Risk management and internal control
We are committed to operating with the utmost integrity. Rigorous controls and strict adherence to business principles are essential for protecting Ahold and its stakeholders.
Our risk management and control systems are designed to provide reasonable assurance that Ahold’s objectives are achieved. We take a structured and consistent approach to risk management and internal control by aligning strategy, policies, procedures, people and technology to manage the uncertainties we face.
Enterprise risk management
Ahold’s enterprise risk management program provides senior management with an understanding of Ahold’s key business risks and practices in place to manage these risks. At each operating company, functional management identifies the principal risks risks the company faces, and the mitigating actions to manage these risks. Business risk committees comprised of senior executives at each operating company periodically review these risks and the related mitigation practices. They consolidate their findings in an enterprise risk management report that is presented to Ahold’s Corporate Executive Board and Supervisory Board. Executive management at each operating company is required to review the principal risks and risk management practices with the Corporate Executive Board as a regular part of the business planning and performance cycle. The outcome of our enterprise risk management program influences the formation of Ahold’s policies and internal controls, the scope of internal audit activities and the focus of our business planning and performance process.
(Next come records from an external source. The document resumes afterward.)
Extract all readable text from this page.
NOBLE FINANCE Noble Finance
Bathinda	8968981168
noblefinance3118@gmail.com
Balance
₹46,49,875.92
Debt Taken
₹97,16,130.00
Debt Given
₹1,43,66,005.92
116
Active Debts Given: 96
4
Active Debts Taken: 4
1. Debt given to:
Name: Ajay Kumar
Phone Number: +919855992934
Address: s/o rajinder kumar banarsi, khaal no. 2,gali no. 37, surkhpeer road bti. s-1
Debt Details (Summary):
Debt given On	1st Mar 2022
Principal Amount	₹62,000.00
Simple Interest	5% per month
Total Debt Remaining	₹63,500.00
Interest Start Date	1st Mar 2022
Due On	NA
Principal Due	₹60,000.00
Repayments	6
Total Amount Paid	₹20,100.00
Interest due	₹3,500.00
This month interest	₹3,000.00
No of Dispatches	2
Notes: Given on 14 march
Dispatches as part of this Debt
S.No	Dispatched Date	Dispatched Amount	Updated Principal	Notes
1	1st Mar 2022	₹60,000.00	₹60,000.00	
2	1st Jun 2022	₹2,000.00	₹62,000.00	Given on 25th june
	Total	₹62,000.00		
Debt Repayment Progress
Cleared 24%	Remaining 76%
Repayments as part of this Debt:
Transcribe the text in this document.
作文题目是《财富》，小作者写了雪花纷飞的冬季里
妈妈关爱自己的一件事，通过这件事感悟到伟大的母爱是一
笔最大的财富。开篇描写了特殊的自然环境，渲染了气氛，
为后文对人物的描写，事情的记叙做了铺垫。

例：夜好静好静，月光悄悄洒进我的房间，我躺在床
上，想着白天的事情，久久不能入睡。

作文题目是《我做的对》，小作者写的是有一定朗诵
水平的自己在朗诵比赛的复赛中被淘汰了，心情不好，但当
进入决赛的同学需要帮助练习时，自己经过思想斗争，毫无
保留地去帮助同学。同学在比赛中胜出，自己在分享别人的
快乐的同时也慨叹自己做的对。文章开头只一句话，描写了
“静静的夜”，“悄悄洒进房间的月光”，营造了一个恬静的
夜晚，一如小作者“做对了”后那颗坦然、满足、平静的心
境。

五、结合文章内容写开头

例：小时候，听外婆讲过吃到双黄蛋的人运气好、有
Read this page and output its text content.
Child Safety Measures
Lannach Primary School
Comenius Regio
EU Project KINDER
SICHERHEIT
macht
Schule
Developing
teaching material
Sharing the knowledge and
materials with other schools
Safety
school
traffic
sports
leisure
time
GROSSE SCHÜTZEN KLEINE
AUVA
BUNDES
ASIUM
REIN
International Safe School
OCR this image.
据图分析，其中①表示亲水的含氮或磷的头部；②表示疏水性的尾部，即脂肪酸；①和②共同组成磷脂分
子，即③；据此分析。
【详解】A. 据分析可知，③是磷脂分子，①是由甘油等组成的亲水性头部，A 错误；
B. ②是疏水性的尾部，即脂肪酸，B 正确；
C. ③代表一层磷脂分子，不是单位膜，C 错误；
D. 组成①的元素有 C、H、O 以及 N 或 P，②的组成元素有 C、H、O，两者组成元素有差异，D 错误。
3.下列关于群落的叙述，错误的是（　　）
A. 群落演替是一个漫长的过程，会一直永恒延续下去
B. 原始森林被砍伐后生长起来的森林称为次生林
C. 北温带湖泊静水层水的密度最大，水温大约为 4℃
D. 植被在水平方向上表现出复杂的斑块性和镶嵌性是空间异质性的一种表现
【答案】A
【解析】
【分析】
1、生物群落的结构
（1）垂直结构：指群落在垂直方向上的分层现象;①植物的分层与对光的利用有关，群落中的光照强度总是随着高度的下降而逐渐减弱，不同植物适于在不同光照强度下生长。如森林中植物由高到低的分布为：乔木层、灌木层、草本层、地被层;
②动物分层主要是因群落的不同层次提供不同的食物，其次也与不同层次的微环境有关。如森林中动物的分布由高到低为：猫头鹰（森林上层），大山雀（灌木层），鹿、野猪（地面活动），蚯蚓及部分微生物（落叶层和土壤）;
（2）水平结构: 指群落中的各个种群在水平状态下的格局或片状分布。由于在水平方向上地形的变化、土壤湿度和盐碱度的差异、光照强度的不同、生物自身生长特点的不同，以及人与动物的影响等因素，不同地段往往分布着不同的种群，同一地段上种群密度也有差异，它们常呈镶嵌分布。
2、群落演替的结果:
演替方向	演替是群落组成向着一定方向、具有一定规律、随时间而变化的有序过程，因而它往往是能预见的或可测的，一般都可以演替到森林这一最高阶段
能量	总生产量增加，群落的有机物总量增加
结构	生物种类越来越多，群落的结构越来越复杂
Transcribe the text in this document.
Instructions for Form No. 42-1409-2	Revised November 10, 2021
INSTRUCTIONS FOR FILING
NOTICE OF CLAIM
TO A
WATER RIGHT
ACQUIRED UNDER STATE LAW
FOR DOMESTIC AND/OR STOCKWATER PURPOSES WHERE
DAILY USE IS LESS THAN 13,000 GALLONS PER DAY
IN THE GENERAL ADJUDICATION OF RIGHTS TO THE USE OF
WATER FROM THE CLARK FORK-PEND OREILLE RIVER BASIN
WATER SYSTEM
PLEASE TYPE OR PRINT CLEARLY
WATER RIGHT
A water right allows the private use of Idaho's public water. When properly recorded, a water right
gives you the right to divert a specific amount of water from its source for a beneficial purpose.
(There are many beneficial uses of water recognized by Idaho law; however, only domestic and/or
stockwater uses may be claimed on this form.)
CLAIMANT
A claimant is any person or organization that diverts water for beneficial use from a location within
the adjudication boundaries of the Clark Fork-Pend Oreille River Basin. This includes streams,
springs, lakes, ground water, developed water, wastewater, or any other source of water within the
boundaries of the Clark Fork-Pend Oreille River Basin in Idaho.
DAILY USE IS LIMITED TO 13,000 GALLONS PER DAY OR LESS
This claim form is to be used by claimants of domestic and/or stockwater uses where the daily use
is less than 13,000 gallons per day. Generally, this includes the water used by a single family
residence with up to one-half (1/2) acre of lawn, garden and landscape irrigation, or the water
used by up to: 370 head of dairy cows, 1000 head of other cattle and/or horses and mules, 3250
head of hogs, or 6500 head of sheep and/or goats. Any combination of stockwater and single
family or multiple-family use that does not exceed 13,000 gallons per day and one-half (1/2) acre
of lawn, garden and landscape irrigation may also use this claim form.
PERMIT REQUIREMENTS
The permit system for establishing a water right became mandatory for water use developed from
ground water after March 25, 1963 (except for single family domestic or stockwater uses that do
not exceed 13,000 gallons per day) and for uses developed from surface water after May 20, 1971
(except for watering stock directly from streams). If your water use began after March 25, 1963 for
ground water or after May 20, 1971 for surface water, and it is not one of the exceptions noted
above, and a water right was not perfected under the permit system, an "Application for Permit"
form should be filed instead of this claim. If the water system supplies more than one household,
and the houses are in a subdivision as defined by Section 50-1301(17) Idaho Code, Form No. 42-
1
Ahold Business Control Framework
We maintain the Ahold Business Control Framework (ABC Framework), which incorporates risk assessment, control activities and monitoring into our businesses. The aim of the ABC Framework is to provide reasonable assurance that risks to achieving important objectives are identified and mitigated. The framework is based on the recommendations of the Committee of Sponsoring Organizations of the Treadway Commission (COSO).
Ahold has developed uniform governance and control standards in areas such as ethical conduct, contracts and agreements, accounting policies, and the financial closing process. These, and other Corporate Executive Board-approved policies and procedures, are incorporated into the ABC Framework as mandatory guidelines for all Ahold operating companies. Within the framework, management is responsible for local business operations, including risk mitigation and compliance with laws and regulations. Authority limits have been established to ensure that all expenditures and decisions are approved by the appropriate levels of management.
Code of conduct
Our Global Code of Professional Conduct and Ethics is based on Ahold’s core values. It is intended to help each employee understand and follow relevant compliance and integrity rules, and to know when and where to ask for advice. The code applies to Ahold, its operating companies and all management-level employees, as well as to third parties hired by or acting on behalf of Ahold. It co-exists with the local codes of conduct in place at each of Ahold’s operating companies. The code is available in the corporate governance section of Ahold’s public website.
Monitoring
Ahold uses a comprehensive business planning and performance review process to forecast and monitor its performance. This process covers the adoption of strategy, budgeting, and the reporting of current and projected results. Business performance is assessed according to both financial and non-financial targets.
We have a group-wide management certification process in place to meet business needs and the requirements of the Dutch Corporate Governance Code. Each quarter, executive management at each operating company sends a letter of representation to Ahold’s Disclosure and Compliance Committee confirming compliance with Ahold’s Global Code of Professional Conduct and Ethics, policies on fraud prevention and detection, accounting and global control standards, disclosure requirements and corporate responsibility.
Our Internal Audit function helps to ensure that we continuously maintain and improve the integrity and effectiveness of our system of risk management and internal control by regular risk-based, objective and critical evaluations. It monitors Ahold’s risk management and control systems to provide the Corporate Executive Board, and the Supervisory Board through its Audit Committee, with reasonable assurance on the reliability of financial reporting, compliance with relevant laws and regulations, safeguarding of assets, and efficiency and effectiveness of operations. Internal Audit also monitors the effectiveness of corrective actions undertaken by management with specific follow-up procedures to significant audit findings.
Disclosure and Compliance Committee
Ahold’s Disclosure and Compliance Committee oversees the collection and analysis of financial and non-financial information to be publicly disclosed by Ahold. It also monitors Ahold’s compliance with applicable laws, regulations and internal governance and control standards. The Committee ensures that information to be publicly disclosed is accurate, complete and disclosed in a timely manner. It reviews all such information prior to its publication in annual reports and before it is disclosed to the public or financial community. Four sub-committees assist the Disclosure and Compliance Committee: one coordinates the preparation of the Annual Report and Corporate Responsibility Report, a second oversees Ahold’s internal and external websites, a third monitors Ahold’s information security practices, and a fourth operates the management certification process. The Committee also assists the Corporate Executive Board in ensuring that Ahold has effective governance and control policies and procedures in place.